Creative-nonfiction slices of life in Korea captured
The world around us “play[s] host to a million daily dramas, whether we witness them or not.” So writes Frank Dax, who has captured some of those daily dramas in Korea in his new book, titled “Real Toads, Imagined Garden,” published last December.
“Real Toads, Imagined Garden” is a pleasing and leisurely stroll through a “lived” Korea, not a stage-managed country as we are often presented. The book takes us on a journey to seek what today’s Korea is about, and there are some magic-in-the-mundane sights and sounds along the way.
Dax, came to Korea from the U.S. about 10 years ago, blends the boundaries of prose and poetry together. The end result is an eclectic collection, classifiable as “sliceof-life” essays. The time period, it seems, is primarily the late 2010s (for there is a lack of any hint of the pandemic).
The book’s implicit question is: “What is life in Korea about?” No, maybe that’s not fully it; it’s probably just as much this: “What is life about, in Korea?” Everything around you is of interest, “if only you look long enough, probe hard enough,” the author narrates at one point.
“Real Toads, Imagined Garden” assembles armchair sociological investigations, short travel stories, personal sketches, the special quirks of Seoul and the people who inhabit it, landscapes and cityscapes, all done with a light touch and never preachily. Intercultural comparisons and literary homages occur throughout, and there is also a philosophical-spiritual element here. The reader is really following a mix of: an oldtime newsman out looking for stories, a sociologist out collecting field observations and a poet out seeking inspiration. It is only occasionally mentioned that the author is none of those things, at least not according to his “day job” (he is a teacher).
One thing absent from the book is axe-grinding for any political cause. The author gracefully sidesteps such things, if they come up at all. At one point, for example, he describes an encounter with an apparently homeless man in an alley. We hear the man chanting “the name of the president” in a menacing manner. Which president’s name? It could be any of the past three, given the author’s length of residence. We are not told, and we cannot guess. Time itself is suspended. The book makes no use of years, and rarely mentions dates. And, more importantly, the “Korea” that Dax is seeking to show us is one for which it does not matter which president it was. The author quickly makes a getaway from the homeless man, away from politics and towards greener pastures of the mind.
What the author is interested in is donning the cap of the “flaneur.” A word he uses to allude indirectly to himself, a flaneur is an ambulatory observer who “takes things in” at a pace, physical and mental, that is leisurely enough for meaningful thoughts to form. We get closeup views of specific people, places, things, ideas and moods of late 2010s Seoul. This “Seoul flaneur” literary tradition dates back to “A Day in the Life of Kubo the Novelist” (1934). The author of that now-classic work, Park Tae-won, was a thoughtful young man who set out to describe early-1930s Seoul life around him exactly as it was, with success. The written-word medium to convey these things captures something that other media, including social media or short-video formats, cannot.
One downside to “Real Toads, Imagined Garden,” which may be inherent in its format, is that interesting threads and characters are dropped quickly. We catch glimpses of dozens of individuals, all of them apparently real people as observed by the author. But we get close to none of them.
But “capturing” things is difficult, especially if things are always changing in Korea, and Seoul specifically. Ephemerality may be the biggest single theme of this book. We feel it throughout, with the framing device of the passing seasons; we feel it with the constant intrusion of construction. “[A] new building goes up and, for the life of you, you can’t recall the old one that went away,” we read at one point.
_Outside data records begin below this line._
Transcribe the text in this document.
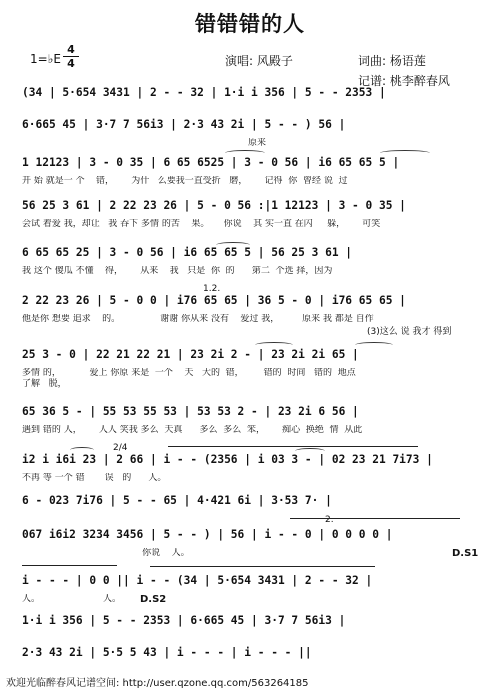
错错错的人
1=♭E
4
4	演唱: 风殿子	词曲: 杨语莲
记谱: 桃李醉春风
(34 | 5·654 3431 | 2 - - 32 | 1·i i 356 | 5 - - 2353 |
6·665 45 | 3·7 7 56i3 | 2·3 43 2i | 5 - - ) 56 |
原来
1 12123 | 3 - 0 35 | 6 65 6525 | 3 - 0 56 | i6 65 65 5 |
开 始 就是一 个    错，      为什   么要我一直受折   磨，      记得  你  曾经 说  过
56 25 3 61 | 2 22 23 26 | 5 - 0 56 :|1 12123 | 3 - 0 35 |
会试 着爱 我，却让   我 吞下 多情 的苦    果。     你说    其 实一直 在闪     躲，      可笑
6 65 65 25 | 3 - 0 56 | i6 65 65 5 | 56 25 3 61 |
我 这个 傻瓜 不懂    得，      从来    我   只是  你  的      第二  个选 择，因为
1.2.
2 22 23 26 | 5 - 0 0 | i76 65 65 | 36 5 - 0 | i76 65 65 |
他是你 想要 追求    的。              谢谢 你从来 没有    爱过 我，        原来 我 都是 自作
(3)这么 说 我才 得到
25 3 - 0 | 22 21 22 21 | 23 2i 2 - | 23 2i 2i 65 |
多情 的，          爱上 你原 来是  一个    天   大的  错，       错的  时间   错的  地点
了解   脱，
65 36 5 - | 55 53 55 53 | 53 53 2 - | 23 2i 6 56 |
遇到 错的 人，      人人 笑我 多么  天真      多么  多么  笨，      痴心  换绝  情  从此
2/4
i2 i i6i 23 | 2 66 | i - - (2356 | i 03 3 - | 02 23 21 7i73 |
不再 等 一个 错       误   的      人。
6 - 023 7i76 | 5 - - 65 | 4·421 6i | 3·53 7· |
2.
067 i6i2 3234 3456 | 5 - - ) | 56 | i - - 0 | 0 0 0 0 |
你说    人。	D.S1
i - - - | 0 0 || i - - (34 | 5·654 3431 | 2 - - 32 |
人。                      人。	D.S2
1·i i 356 | 5 - - 2353 | 6·665 45 | 3·7 7 56i3 |
2·3 43 2i | 5·5 5 43 | i - - - | i - - - ||
欢迎光临醉春风记谱空间: http://user.qzone.qq.com/563264185
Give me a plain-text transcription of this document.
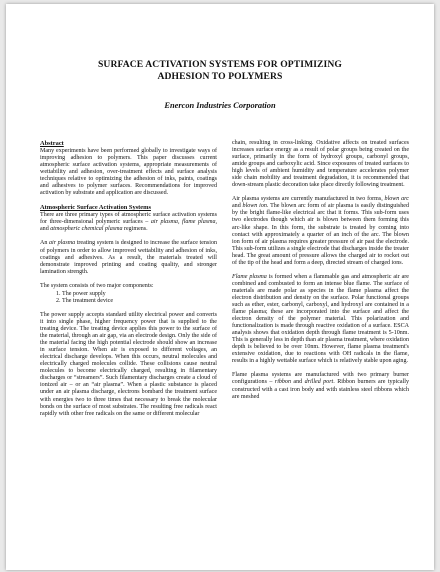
SURFACE ACTIVATION SYSTEMS FOR OPTIMIZING
ADHESION TO POLYMERS
Enercon Industries Corporation
Abstract

Many experiments have been performed globally to investigate ways of improving adhesion to polymers. This paper discusses current atmospheric surface activation systems, appropriate measurements of wettability and adhesion, over-treatment effects and surface analysis techniques relative to optimizing the adhesion of inks, paints, coatings and adhesives to polymer surfaces. Recommendations for improved activation by substrate and application are discussed.

Atmospheric Surface Activation Systems

There are three primary types of atmospheric surface activation systems for three-dimensional polymeric surfaces – air plasma, flame plasma, and atmospheric chemical plasma regimens.

An air plasma treating system is designed to increase the surface tension of polymers in order to allow improved wettability and adhesion of inks, coatings and adhesives. As a result, the materials treated will demonstrate improved printing and coating quality, and stronger lamination strength.

The system consists of two major components:

1. The power supply
2. The treatment device

The power supply accepts standard utility electrical power and converts it into single phase, higher frequency power that is supplied to the treating device. The treating device applies this power to the surface of the material, through an air gap, via an electrode design. Only the side of the material facing the high potential electrode should show an increase in surface tension. When air is exposed to different voltages, an electrical discharge develops. When this occurs, neutral molecules and electrically charged molecules collide. These collisions cause neutral molecules to become electrically charged, resulting in filamentary discharges or “streamers”. Such filamentary discharges create a cloud of ionized air – or an “air plasma”. When a plastic substance is placed under an air plasma discharge, electrons bombard the treatment surface with energies two to three times that necessary to break the molecular bonds on the surface of most substrates. The resulting free radicals react rapidly with other free radicals on the same or different molecular

chain, resulting in cross-linking. Oxidative affects on treated surfaces increases surface energy as a result of polar groups being created on the surface, primarily in the form of hydroxyl groups, carbonyl groups, amide groups and carboxylic acid. Since exposures of treated surfaces to high levels of ambient humidity and temperature accelerates polymer side chain mobility and treatment degradation, it is recommended that down-stream plastic decoration take place directly following treatment.

Air plasma systems are currently manufactured in two forms, blown arc and blown ion. The blown arc form of air plasma is easily distinguished by the bright flame-like electrical arc that it forms. This sub-form uses two electrodes though which air is blown between them forming this arc-like shape. In this form, the substrate is treated by coming into contact with approximately a quarter of an inch of the arc. The blown ion form of air plasma requires greater pressure of air past the electrode. This sub-form utilizes a single electrode that discharges inside the treater head. The great amount of pressure allows the charged air to rocket out of the tip of the head and form a deep, directed stream of charged ions.

Flame plasma is formed when a flammable gas and atmospheric air are combined and combusted to form an intense blue flame. The surface of materials are made polar as species in the flame plasma affect the electron distribution and density on the surface. Polar functional groups such as ether, ester, carbonyl, carboxyl, and hydroxyl are contained in a flame plasma; these are incorporated into the surface and affect the electron density of the polymer material. This polarization and functionalization is made through reactive oxidation of a surface. ESCA analysis shows that oxidation depth through flame treatment is 5-10nm. This is generally less in depth than air plasma treatment, where oxidation depth is believed to be over 10nm. However, flame plasma treatment's extensive oxidation, due to reactions with OH radicals in the flame, results in a highly wettable surface which is relatively stable upon aging.

Flame plasma systems are manufactured with two primary burner configurations – ribbon and drilled port. Ribbon burners are typically constructed with a cast iron body and with stainless steel ribbons which are meshed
If life seems so ephemeral, what is an individual to do? A tried-andtrue method is to record something of it, to “solidify a liquid moment in time,” as the author puts it. He gives us a few hundred such ‘solidified’ liquid-moments in time, across the 93 entries in the book.
An active participation in life by a morally serious observer is admirable. It generates positivity in this book, often seemingly about Korea but really about life itself. We see such sidebar comments in the book as: “[T]hough I’m a mere minor figure in it, there’s a thrill to being a part of it — this great big messy theater of modern life!” and “Soak it all up, I say, wondering who said it takes a lifetime to learn to love the world.”
The essays in “Real Toads, Imagined Garden” are grouped chronologically under chapters according to the divisions of the traditional Korean climate calendar. Just as one season yields to the next, life moves on. All things seem ephemeral, or maybe cyclical.
As a book, “Real Toads, Imagined Garden” will appeal to a certain type of literary-minded person interested in Korean “lived life” (not the glamorous, alluring worlds of K-pop and K-dramas). It will likewise appeal to those interested in creative nonfiction in general, and those who may seek inspiration for trying their own hand at this kind of disciplined, observation-based writing. Both reading and writing this kind of material is a good habit to get into. In an age of social media distraction and shallowness in communication, it may be needed more than ever.